- La Bolero
- U.S. National Register of Historic Places
- Location: Highway 173, km 0.5 Ceiba, Cidra, Puerto Rico
- Coordinates: 18°10′50″N 66°9′41″W﻿ / ﻿18.18056°N 66.16139°W
- Built: 1961
- Architect: René O. Ramírez
- Architectural style: Modern
- NRHP reference No.: 12000584
- Added to NRHP: August 28, 2012

= La Bolero =

La Bolero Manufacturing Plant (Spanish: Fábrica La Bolero) is a historic factory building located in the Ceiba barrio of Cidra, Puerto Rico. It adjoins two other similar, prototypical buildings in an industrial park located north of downtown Cidra. The building was added to the United States National Register of Historic Places in 2012.

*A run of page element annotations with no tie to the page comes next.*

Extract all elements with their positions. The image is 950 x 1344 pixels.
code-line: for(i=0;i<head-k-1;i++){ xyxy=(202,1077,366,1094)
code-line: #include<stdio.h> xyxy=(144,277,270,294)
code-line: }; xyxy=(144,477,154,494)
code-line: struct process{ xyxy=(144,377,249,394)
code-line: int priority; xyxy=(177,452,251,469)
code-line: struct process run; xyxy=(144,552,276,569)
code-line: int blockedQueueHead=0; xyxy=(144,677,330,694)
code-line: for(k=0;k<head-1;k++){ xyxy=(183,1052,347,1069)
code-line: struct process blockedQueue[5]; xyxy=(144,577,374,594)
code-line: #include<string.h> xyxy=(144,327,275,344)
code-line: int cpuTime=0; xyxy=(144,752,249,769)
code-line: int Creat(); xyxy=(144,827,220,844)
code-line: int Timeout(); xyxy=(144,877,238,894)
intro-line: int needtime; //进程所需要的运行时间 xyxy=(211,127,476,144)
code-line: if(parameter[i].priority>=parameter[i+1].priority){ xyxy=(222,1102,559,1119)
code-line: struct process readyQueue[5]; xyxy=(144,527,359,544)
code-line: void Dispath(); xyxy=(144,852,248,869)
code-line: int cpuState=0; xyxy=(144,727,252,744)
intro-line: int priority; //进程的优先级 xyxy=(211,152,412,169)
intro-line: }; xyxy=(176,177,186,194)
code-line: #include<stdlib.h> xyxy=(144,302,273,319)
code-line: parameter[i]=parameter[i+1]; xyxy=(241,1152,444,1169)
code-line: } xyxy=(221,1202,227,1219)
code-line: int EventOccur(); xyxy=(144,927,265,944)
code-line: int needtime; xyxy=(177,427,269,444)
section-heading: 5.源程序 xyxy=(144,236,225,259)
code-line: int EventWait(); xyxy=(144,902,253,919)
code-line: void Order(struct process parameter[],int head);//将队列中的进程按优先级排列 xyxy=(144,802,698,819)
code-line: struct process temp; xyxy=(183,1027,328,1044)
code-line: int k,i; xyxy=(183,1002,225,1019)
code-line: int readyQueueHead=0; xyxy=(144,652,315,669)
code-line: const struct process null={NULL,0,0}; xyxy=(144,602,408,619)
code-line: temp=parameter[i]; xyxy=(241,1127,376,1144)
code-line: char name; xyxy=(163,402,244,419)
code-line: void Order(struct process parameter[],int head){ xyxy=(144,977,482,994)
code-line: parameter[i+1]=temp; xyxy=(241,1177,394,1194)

La Bolero is a reinforced concrete building, accommodated in a 4,400 square meters area. Its design adheres to one of the prototypical models built by the Puerto Rico Industrial Development Corporation (PRIDCO). Puerto Rican architect René O. Ramírez, a graduate from Cornell University, designed the industrial prototype subscribing key tenets of the Modern Movement regarding horizontality, asymmetry, frugal expression, and the use of concrete, among others. The building was erected originally in 1961 as an all-purpose facility whose open plan and electrical and mechanical capabilities would serve well any prospective tenants, regardless of their respective trades. The building design predated its programming. As built, the plant follows the architectural standards established by PRIDCO by the late 1940s for promoting the island's industrialization through the construction of physical facilities to be rented to local and foreign investors. The building was first rented to the Lewis J. Kurlan Corporation, which occupied it from November 30, 1962, to June 23, 1964. The next tenant was La Bolero, from March 9, 1965, to 2002.